Clearly, the first pre-season test session is about running procedural programs. However, the last day of testing could reveal who is where in the pecking order in terms of pure speed. But modern-day F1 is a year-long development program. Mercedes revealed that they found two seconds of lap time over the course of the 2019 campaign. So from now until the end of the season, those teams who have the resources will develop a faster car than they had at the first race of the season.
However, it appears Mercedes has already got a head start. Eagle-eyed observers noted Lewis Hamilton pushing and pulling at his steering wheel during his on-track test session. Further analysis of on-board video footage also revealed the front tire moving inwards on the straights and outwards on the corners. Mercedes later clarified that they were testing a new steering system codenamed DAS – Dual Axis Steering.
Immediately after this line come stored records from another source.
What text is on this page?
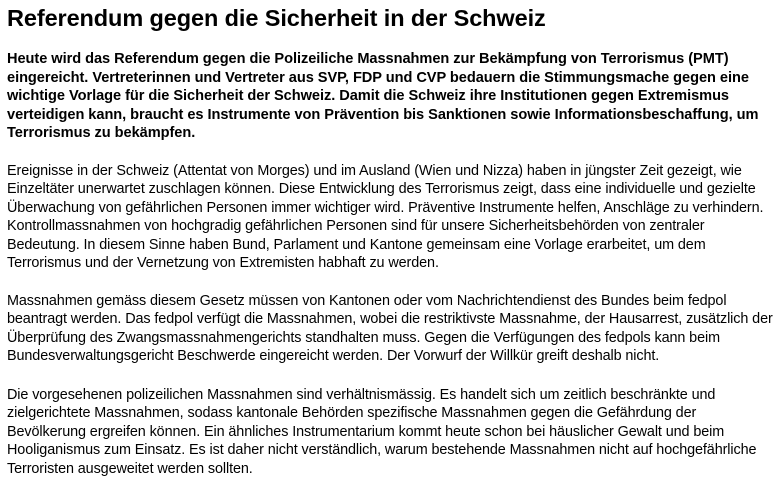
Referendum gegen die Sicherheit in der Schweiz

Heute wird das Referendum gegen die Polizeiliche Massnahmen zur Bekämpfung von Terrorismus (PMT) eingereicht. Vertreterinnen und Vertreter aus SVP, FDP und CVP bedauern die Stimmungsmache gegen eine wichtige Vorlage für die Sicherheit der Schweiz. Damit die Schweiz ihre Institutionen gegen Extremismus verteidigen kann, braucht es Instrumente von Prävention bis Sanktionen sowie Informationsbeschaffung, um Terrorismus zu bekämpfen.

Ereignisse in der Schweiz (Attentat von Morges) und im Ausland (Wien und Nizza) haben in jüngster Zeit gezeigt, wie Einzeltäter unerwartet zuschlagen können. Diese Entwicklung des Terrorismus zeigt, dass eine individuelle und gezielte Überwachung von gefährlichen Personen immer wichtiger wird. Präventive Instrumente helfen, Anschläge zu verhindern. Kontrollmassnahmen von hochgradig gefährlichen Personen sind für unsere Sicherheitsbehörden von zentraler Bedeutung. In diesem Sinne haben Bund, Parlament und Kantone gemeinsam eine Vorlage erarbeitet, um dem Terrorismus und der Vernetzung von Extremisten habhaft zu werden.

Massnahmen gemäss diesem Gesetz müssen von Kantonen oder vom Nachrichtendienst des Bundes beim fedpol beantragt werden. Das fedpol verfügt die Massnahmen, wobei die restriktivste Massnahme, der Hausarrest, zusätzlich der Überprüfung des Zwangsmassnahmengerichts standhalten muss. Gegen die Verfügungen des fedpols kann beim Bundesverwaltungsgericht Beschwerde eingereicht werden. Der Vorwurf der Willkür greift deshalb nicht.

Die vorgesehenen polizeilichen Massnahmen sind verhältnismässig. Es handelt sich um zeitlich beschränkte und zielgerichtete Massnahmen, sodass kantonale Behörden spezifische Massnahmen gegen die Gefährdung der Bevölkerung ergreifen können. Ein ähnliches Instrumentarium kommt heute schon bei häuslicher Gewalt und beim Hooliganismus zum Einsatz. Es ist daher nicht verständlich, warum bestehende Massnahmen nicht auf hochgefährliche Terroristen ausgeweitet werden sollten.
DAS – Dual Axis Steering – controls the toe-in and toe-out. So what is toe-in and toe-out? Let’s start with toe-in. In a rear-wheel-drive vehicle, increased front toe in provides greater straight-line stability at the cost of some sluggishness of turning response. Allowing the front tyres to effectively toe-out provides better stability during cornering. The toe-in and toe-out are adjusted manually, once set they can not be changed.
This is where the Mercedes DAS technology is truly innovative not only in terms of the clarity of thought but also the engineering required for such a complex system to operate. But will it give Mercedes an advantage? Yes, DAS will offer Mercedes significantly improved tyre wear. So if a particular race circuit has high tyre degradation and requires two stops, Mercedes can, in theory, opt for one giving at least 15 seconds advantage during a race.
But it depends if Mercedes can unlock the full potential of the system. It may take a few races for Mercedes and it’s drivers to fully adapt and understand DAS. And then there is the issue of legality. But there is no question of legality because the DAS system is fully FIA approved. But that hasn’t stopped rivals from questioning the legality. Even though DAS is legal.